I wondered why they just hung about on trees and then fell off and lay on the floor. Their purpose has now become obvious to me. The leaves hang on the trees. The men from the council come round and paint them red or yellow. Sometimes they don’t wash their brush and so you get orange too, as yellow paint mixes with red.
Because of the weight of the paint the leaves are too heavy to stay on the trees and fall to the ground where they are perfect for Freya, Grandad, Mamma and me to have fun throwing them at one another.

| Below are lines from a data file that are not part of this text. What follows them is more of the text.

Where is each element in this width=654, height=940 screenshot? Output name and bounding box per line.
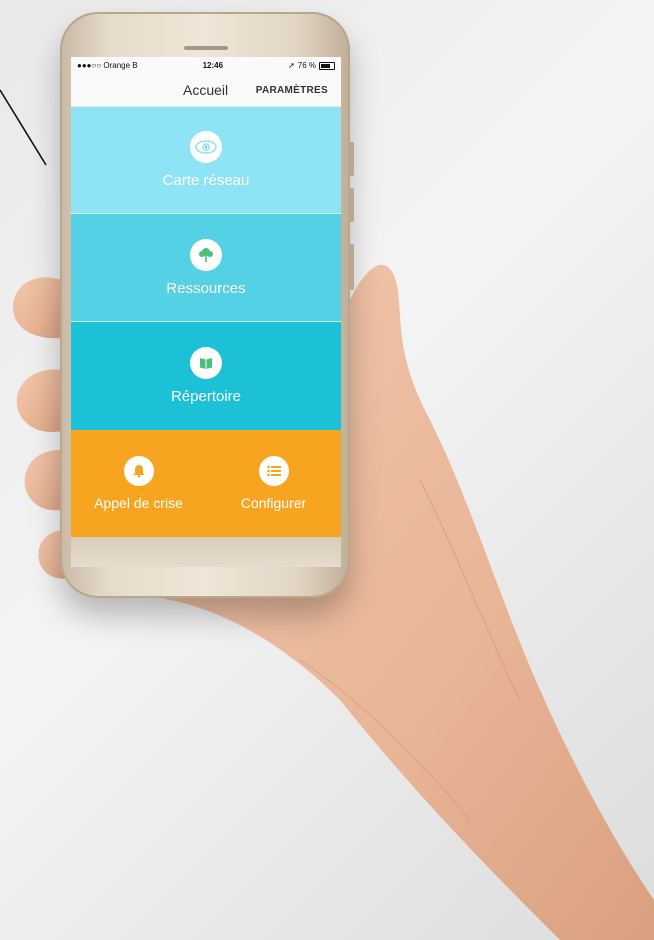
- bottom-actions-row: Appel de crise Configurer: [71, 430, 341, 537]
- tile-label: Ressources: [166, 279, 246, 297]
- status-right: ➚ 76 %: [288, 61, 335, 70]
- crisis-call-button[interactable]: Appel de crise: [71, 430, 206, 537]
- clock: 12:46: [202, 61, 224, 70]
- tree-icon: [190, 238, 222, 271]
- tile-label: Carte réseau: [162, 172, 250, 189]
- phone-screen: ●●●○○ Orange B 12:46 ➚ 76 % Accueil PARA…: [71, 57, 341, 537]
- phone-chin: [71, 537, 341, 567]
- tile-repertoire[interactable]: Répertoire: [71, 322, 341, 430]
- action-label: Appel de crise: [94, 495, 183, 511]
- settings-button[interactable]: PARAMÈTRES: [256, 85, 328, 96]
- volume-up-button: [349, 142, 354, 176]
- battery-percent: 76 %: [297, 61, 316, 70]
- configure-button[interactable]: Configurer: [206, 430, 341, 537]
- volume-down-button: [349, 188, 354, 222]
- book-icon: [190, 347, 222, 379]
- status-bar: ●●●○○ Orange B 12:46 ➚ 76 %: [71, 57, 341, 74]
- page-title: Accueil: [183, 82, 229, 98]
- battery-icon: [319, 61, 335, 70]
- earpiece-speaker: [184, 46, 228, 50]
- tile-label: Répertoire: [170, 388, 242, 405]
- list-icon: [258, 456, 289, 486]
- bell-icon: [123, 456, 154, 486]
- power-button: [349, 244, 354, 290]
- eye-icon: [190, 131, 222, 163]
- carrier-label: ●●●○○ Orange B: [77, 61, 138, 70]
- tile-ressources[interactable]: Ressources: [71, 214, 341, 322]
- tile-carte-reseau[interactable]: Carte réseau: [71, 107, 341, 214]
- location-icon: ➚: [288, 61, 295, 70]
- navigation-bar: Accueil PARAMÈTRES: [71, 74, 341, 107]
- action-label: Configurer: [240, 495, 307, 511]
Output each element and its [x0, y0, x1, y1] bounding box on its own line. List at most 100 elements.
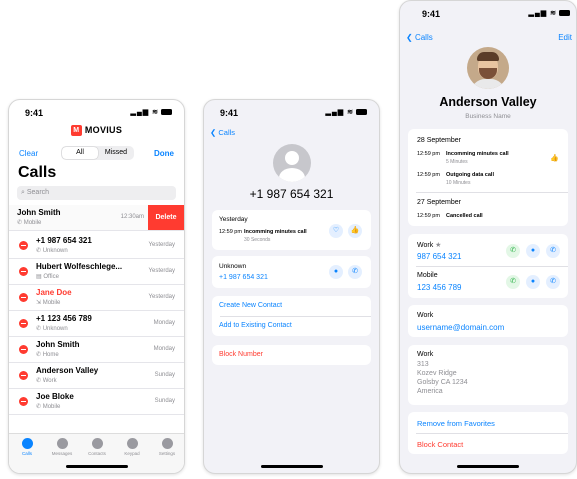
email-label: Work [417, 312, 434, 319]
delete-button[interactable]: Delete [148, 205, 184, 230]
call-type: ✆ Unknown [36, 326, 68, 332]
segment-all[interactable]: All [62, 147, 98, 159]
history-desc: Incomming minutes call [244, 229, 307, 235]
call-time: Monday [153, 320, 175, 326]
number-detail-screen: 9:41 ▂▄▆ ≋ ❮ Calls +1 987 654 321 Yester… [203, 99, 380, 474]
whatsapp-icon[interactable]: ✆ [506, 275, 520, 289]
address-label: Work [417, 351, 434, 358]
phone-icon [21, 438, 33, 449]
clear-button[interactable]: Clear [19, 149, 38, 158]
contacts-icon [91, 438, 103, 449]
tab-keypad[interactable]: Keypad [115, 438, 149, 456]
history-time: 12:59 pm [417, 172, 440, 178]
remove-icon[interactable] [19, 345, 28, 354]
phone-label: Mobile [417, 272, 438, 279]
back-button[interactable]: ❮ Calls [406, 33, 433, 42]
call-time: Yesterday [148, 242, 175, 248]
call-time: Monday [153, 346, 175, 352]
call-name: John Smith [17, 208, 61, 217]
history-day: Yesterday [219, 216, 248, 223]
remove-favorite-button[interactable]: Remove from Favorites [417, 419, 495, 428]
call-type: ⇲ Mobile [36, 300, 61, 306]
call-type: ✆ Mobile [36, 404, 61, 410]
tab-calls[interactable]: Calls [10, 438, 44, 456]
tab-settings[interactable]: Settings [150, 438, 184, 456]
call-type: ▤ Office [36, 274, 59, 280]
signal-wifi-battery-icon: ▂▄▆ ≋ [325, 108, 367, 116]
history-desc: Cancelled call [446, 213, 483, 219]
message-icon[interactable]: ● [526, 244, 540, 258]
avatar-placeholder [272, 144, 311, 182]
status-bar: 9:41 ▂▄▆ ≋ [400, 1, 576, 23]
feedback-dislike-icon[interactable]: ♡ [329, 224, 343, 238]
back-button[interactable]: ❮ Calls [210, 128, 235, 137]
call-time: Sunday [154, 372, 175, 378]
home-indicator [457, 465, 519, 468]
create-contact-button[interactable]: Create New Contact [219, 302, 282, 309]
call-icon[interactable]: ✆ [546, 244, 560, 258]
call-row[interactable]: Jane Doe ⇲ Mobile Yesterday [9, 285, 184, 311]
remove-icon[interactable] [19, 319, 28, 328]
edit-button[interactable]: Edit [558, 33, 572, 42]
search-placeholder: Search [26, 189, 50, 196]
status-bar: 9:41 ▂▄▆ ≋ [9, 100, 184, 122]
phone-number-link[interactable]: 123 456 789 [417, 283, 462, 292]
call-row[interactable]: John Smith ✆ Home Monday [9, 337, 184, 363]
block-number-button[interactable]: Block Number [219, 351, 263, 358]
number-card: Unknown +1 987 654 321 ● ✆ [212, 256, 371, 288]
done-button[interactable]: Done [154, 149, 174, 158]
whatsapp-icon[interactable]: ✆ [506, 244, 520, 258]
call-row[interactable]: Hubert Wolfeschlege... ▤ Office Yesterda… [9, 259, 184, 285]
call-type: ✆ Home [36, 352, 59, 358]
add-existing-contact-button[interactable]: Add to Existing Contact [219, 322, 292, 329]
call-time: Sunday [154, 398, 175, 404]
remove-icon[interactable] [19, 397, 28, 406]
call-type: ✆ Work [36, 378, 57, 384]
call-row[interactable]: +1 987 654 321 ✆ Unknown Yesterday [9, 233, 184, 259]
call-name: Joe Bloke [36, 392, 74, 401]
call-row[interactable]: +1 123 456 789 ✆ Unknown Monday [9, 311, 184, 337]
chevron-left-icon: ❮ [406, 33, 415, 42]
call-row[interactable]: Joe Bloke ✆ Mobile Sunday [9, 389, 184, 415]
call-row[interactable]: Anderson Valley ✆ Work Sunday [9, 363, 184, 389]
email-link[interactable]: username@domain.com [417, 323, 504, 332]
history-desc: Incomming minutes call [446, 151, 509, 157]
phone-number-link[interactable]: 987 654 321 [417, 252, 462, 261]
number-value[interactable]: +1 987 654 321 [219, 274, 268, 281]
brand-logo: M MOVIUS [9, 125, 184, 137]
status-time: 9:41 [25, 108, 44, 118]
call-time: Yesterday [148, 294, 175, 300]
call-time: Yesterday [148, 268, 175, 274]
call-time: 12:30am [120, 214, 144, 220]
message-icon[interactable]: ● [526, 275, 540, 289]
call-type: ✆ Unknown [36, 248, 68, 254]
contact-actions-card: Remove from Favorites Block Contact [408, 412, 568, 454]
search-input[interactable]: ⌕ Search [17, 186, 176, 200]
call-row[interactable]: John Smith ✆ Mobile 12:30am Delete [9, 205, 184, 231]
feedback-like-icon[interactable]: 👍 [348, 224, 362, 238]
remove-icon[interactable] [19, 267, 28, 276]
remove-icon[interactable] [19, 293, 28, 302]
message-icon [56, 438, 68, 449]
phone-label: Work ★ [417, 242, 442, 249]
call-icon[interactable]: ✆ [348, 265, 362, 279]
call-name: John Smith [36, 340, 80, 349]
tab-messages[interactable]: Messages [45, 438, 79, 456]
address-line: America [417, 388, 443, 395]
block-contact-button[interactable]: Block Contact [417, 440, 463, 449]
brand-name: MOVIUS [84, 125, 123, 135]
call-name: +1 123 456 789 [36, 314, 92, 323]
keypad-icon [126, 438, 138, 449]
history-duration: 5 Minutes [446, 159, 468, 165]
call-type: ✆ Mobile [17, 220, 42, 226]
segment-missed[interactable]: Missed [98, 149, 134, 156]
remove-icon[interactable] [19, 371, 28, 380]
movius-logo-icon: M [70, 125, 82, 137]
remove-icon[interactable] [19, 241, 28, 250]
tab-contacts[interactable]: Contacts [80, 438, 114, 456]
call-icon[interactable]: ✆ [546, 275, 560, 289]
message-icon[interactable]: ● [329, 265, 343, 279]
call-name: +1 987 654 321 [36, 236, 92, 245]
contact-actions-card: Create New Contact Add to Existing Conta… [212, 296, 371, 336]
tab-bar: Calls Messages Contacts Keypad Settings [9, 433, 184, 473]
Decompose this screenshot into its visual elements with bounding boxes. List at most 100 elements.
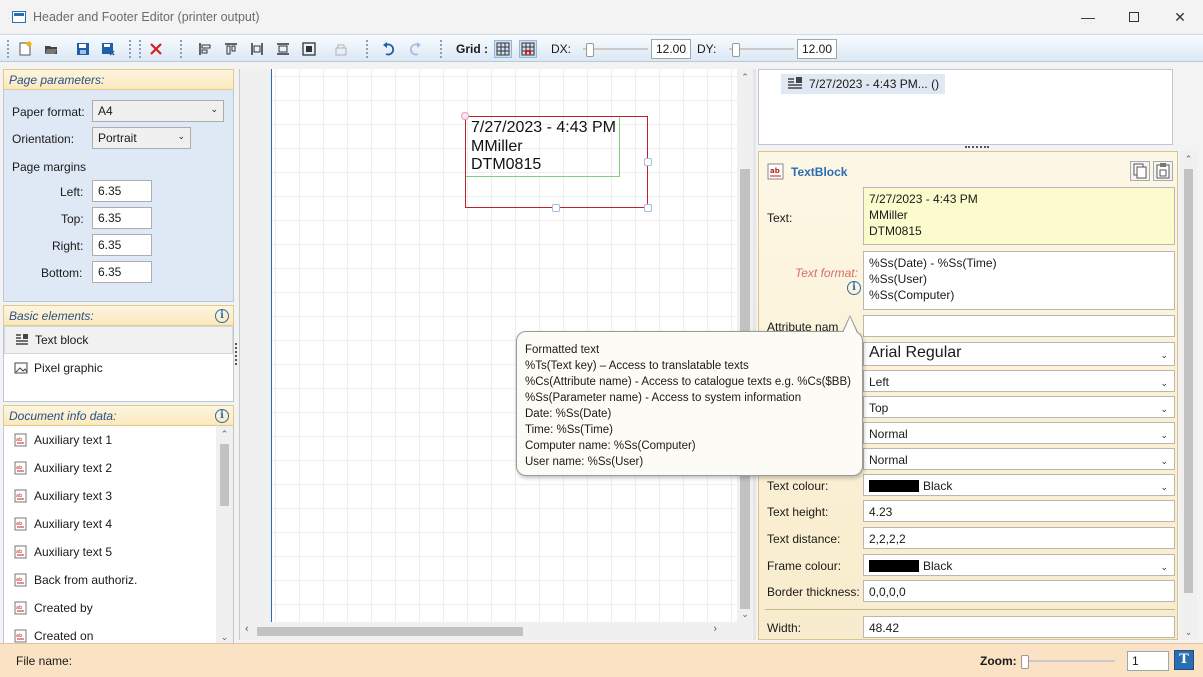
info-icon[interactable]: i [847,281,861,295]
scroll-down-icon[interactable]: ⌄ [1180,624,1197,640]
width-input[interactable]: 48.42 [863,616,1175,638]
scroll-thumb[interactable] [220,444,229,506]
align-left-button[interactable] [196,40,214,58]
text-tool-button[interactable]: T [1174,650,1194,670]
close-button[interactable]: ✕ [1157,0,1203,34]
tree-item-label: 7/27/2023 - 4:43 PM... () [809,77,940,91]
dy-label: DY: [697,42,717,56]
zoom-slider[interactable] [1021,655,1115,669]
resize-handle-right[interactable] [644,158,652,166]
new-button[interactable] [16,40,34,58]
document-info-item[interactable]: ab Auxiliary text 4 [4,510,233,538]
document-info-scrollbar[interactable]: ⌃ ⌄ [216,426,233,645]
text-colour-select[interactable]: Black ⌄ [863,474,1175,496]
border-thickness-label: Border thickness: [767,585,860,599]
left-margin-input[interactable]: 6.35 [92,180,152,202]
dx-slider[interactable] [583,43,648,57]
info-icon[interactable]: i [215,409,229,423]
right-margin-input[interactable]: 6.35 [92,234,152,256]
svg-text:ab: ab [16,521,22,527]
document-info-item[interactable]: ab Auxiliary text 3 [4,482,233,510]
chevron-down-icon: ⌄ [1160,378,1168,388]
document-info-item[interactable]: ab Back from authoriz. [4,566,233,594]
scroll-up-icon[interactable]: ⌃ [216,426,233,442]
font-select[interactable]: Arial Regular ⌄ [863,342,1175,366]
text-format-field[interactable]: %Ss(Date) - %Ss(Time) %Ss(User) %Ss(Comp… [863,251,1175,310]
toolbar-separator [139,40,141,58]
dy-slider[interactable] [729,43,794,57]
paste-properties-button[interactable] [1153,161,1173,181]
close-icon: ✕ [1174,8,1186,25]
align-top-button[interactable] [222,40,240,58]
zoom-input[interactable]: 1 [1127,651,1169,671]
resize-handle-corner[interactable] [644,204,652,212]
orientation-label: Orientation: [12,132,75,146]
dx-input[interactable]: 12.00 [651,39,691,59]
tree-splitter-grip[interactable] [965,146,989,149]
svg-text:ab: ab [16,577,22,583]
basic-element-text-block[interactable]: Text block [4,326,233,354]
font-style-select[interactable]: Normal ⌄ [863,422,1175,444]
bottom-margin-input[interactable]: 6.35 [92,261,152,283]
orientation-select[interactable]: Portrait ⌄ [92,127,191,149]
snap-grid-icon [521,42,535,56]
scroll-thumb[interactable] [257,627,523,636]
right-margin-label: Right: [52,239,84,253]
vertical-align-select[interactable]: Top ⌄ [863,396,1175,418]
open-icon [45,46,57,54]
dy-input[interactable]: 12.00 [797,39,837,59]
left-splitter-grip[interactable] [235,343,238,365]
text-field-line: MMiller [869,208,908,222]
resize-handle-bottom[interactable] [552,204,560,212]
bottom-margin-label: Bottom: [41,266,83,280]
tree-item-text-block[interactable]: 7/27/2023 - 4:43 PM... () [781,74,946,94]
copy-properties-button[interactable] [1130,161,1150,181]
document-info-item[interactable]: ab Created by [4,594,233,622]
svg-text:ab: ab [16,633,22,639]
document-info-item[interactable]: ab Auxiliary text 1 [4,426,233,454]
lock-button[interactable] [332,40,350,58]
font-weight-select[interactable]: Normal ⌄ [863,448,1175,470]
undo-button[interactable] [380,40,398,58]
scroll-left-icon[interactable]: ‹ [245,623,249,635]
new-icon [19,41,32,56]
text-distance-input[interactable]: 2,2,2,2 [863,527,1175,549]
align-center-button[interactable] [274,40,292,58]
snap-grid-toggle[interactable] [519,40,537,58]
grid-toggle[interactable] [494,40,512,58]
text-height-input[interactable]: 4.23 [863,500,1175,522]
frame-colour-select[interactable]: Black ⌄ [863,554,1175,576]
maximize-button[interactable] [1111,0,1157,34]
border-thickness-input[interactable]: 0,0,0,0 [863,580,1175,602]
text-field[interactable]: 7/27/2023 - 4:43 PM MMiller DTM0815 [863,187,1175,245]
attribute-name-input[interactable] [863,315,1175,337]
center-button[interactable] [300,40,318,58]
delete-button[interactable] [147,40,165,58]
scroll-thumb[interactable] [1184,169,1193,593]
document-info-item[interactable]: ab Auxiliary text 5 [4,538,233,566]
align-right-button[interactable] [248,40,266,58]
top-margin-input[interactable]: 6.35 [92,207,152,229]
properties-title: TextBlock [791,165,848,179]
scroll-up-icon[interactable]: ⌃ [1180,151,1197,167]
horizontal-align-select[interactable]: Left ⌄ [863,370,1175,392]
basic-element-pixel-graphic[interactable]: Pixel graphic [4,354,233,382]
scroll-down-icon[interactable]: ⌄ [737,606,753,622]
properties-scrollbar[interactable]: ⌃ ⌄ [1180,151,1197,640]
info-icon[interactable]: i [215,309,229,323]
svg-text:ab: ab [16,549,22,555]
scroll-up-icon[interactable]: ⌃ [737,69,753,85]
scroll-right-icon[interactable]: › [713,623,717,635]
rotate-handle[interactable] [461,112,469,120]
canvas-text-block[interactable]: 7/27/2023 - 4:43 PM MMiller DTM0815 [471,119,616,175]
open-button[interactable] [42,40,60,58]
canvas-horizontal-scrollbar[interactable]: ‹ › [240,622,737,640]
paper-format-select[interactable]: A4 ⌄ [92,100,224,122]
svg-text:ab: ab [16,437,22,443]
document-info-item[interactable]: ab Auxiliary text 2 [4,454,233,482]
minimize-button[interactable]: — [1065,0,1111,34]
save-as-button[interactable] [99,40,117,58]
info-field-icon: ab [14,629,28,643]
redo-button[interactable] [406,40,424,58]
save-button[interactable] [74,40,92,58]
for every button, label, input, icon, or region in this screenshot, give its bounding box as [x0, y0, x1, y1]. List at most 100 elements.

The leaves also give the wind, who has been on vacation for most of the summer, a purpose, something meaningful to do by blowing them around, teasing them and playing with them. That’s why you only get wind at this time of year, when the leaves are on the ground. Oh, and for some reason in March.
- Tuesday 17th October
I learnt how to bullshit at nursery. As it was Parents Evening at Nursery tonight I learnt that my strategy to poo a mountain load, wee even more, smile lots and sleep all the rest of the time earns you a favourable report from the nursery staff. I also learnt that the cash I slipped them was probably worth while too.
- Wednesday 18th October
I learnt my Grandad (Robinson) is hopeless at DIY. For two weeks running he has been engaged by Mum and Dad to renovate the raised border in our garden. WHAT A MESS! They also asked him to do a simple repair on our computer. Obviously, it was too complicated a problem for his aging brain. He has had to take it away. I bet that is the last we will see of that computer.
Talking of Grandad and DIY brings me to a very annoying fact of life I have learned.
Sorry, yes I have finished the list of the seven things I learned last week. You have to be succinct in this life or how are you ever going to fit all the living you gotta do in the slot you are allocated.
I am in to protest time now. My protest is this:
When Grandad comes to see me I stick with him all the time. You have to maximise time with him, don’t you? He’s old, unlike Mamma, he looks old, unlike Mamma, he behaves old, unlike Mamma. Already he can’t hear and he can’t see. So his time on this mortal coil has to be limited, so I need to max up my time with him.
Just imagine my horror when he goes out into the garden to put up cane fencing and apply an in your face, bright tan preservative paint to it and I was BANNED, yes BANNED! There is no other word for it from joining him.
And I am the most brilliant painter in all the world. I could easily have got as much paint on me as Grandad got on him. Ok, I know Grandad got loads of paint on him and I’m only little so I would not get any where near as much on me but I would have tried my best splashing it all over.
It is so frustrating the fresh air and experience I missed because of a Mamma whim.
The only reason she kept me from joining Grandad is because she was jealous and took it out on me. Her and Grandad go everywhere and do everything together except shopping. Mamma wanted to help Grandad and he said “No, painting is men’s work. Too dangerous for Mammas” So she said “If I can’t help, you can’t, George.”
The other thing was when Grandad checked out the computer. Again, I need to max up my time with him. Computers, TV remotes, smartphones and tablets are my thing, my speciality. They come naturally to me. Well I think they do but I can only assume because no one gives me an opportunity to get anywhere near them. “No George. Put it down.”
But I know something, I could have had that computer in more bits than Grandad achieved in half the time. BUT THEY STOPPED ME joining him! Why?
Oh well (By Fleetwood Mac No.2 8th November 1969) Grandad, that is so irritating when you put words in my blog.
I’m off to see what I can learn today. I think I’ll go and learn what historic documents can be found that slipped behind the computer now Grandad has taken it away. Or maybe trim one minute off my record for climbing the stairs unnoticed by an adult.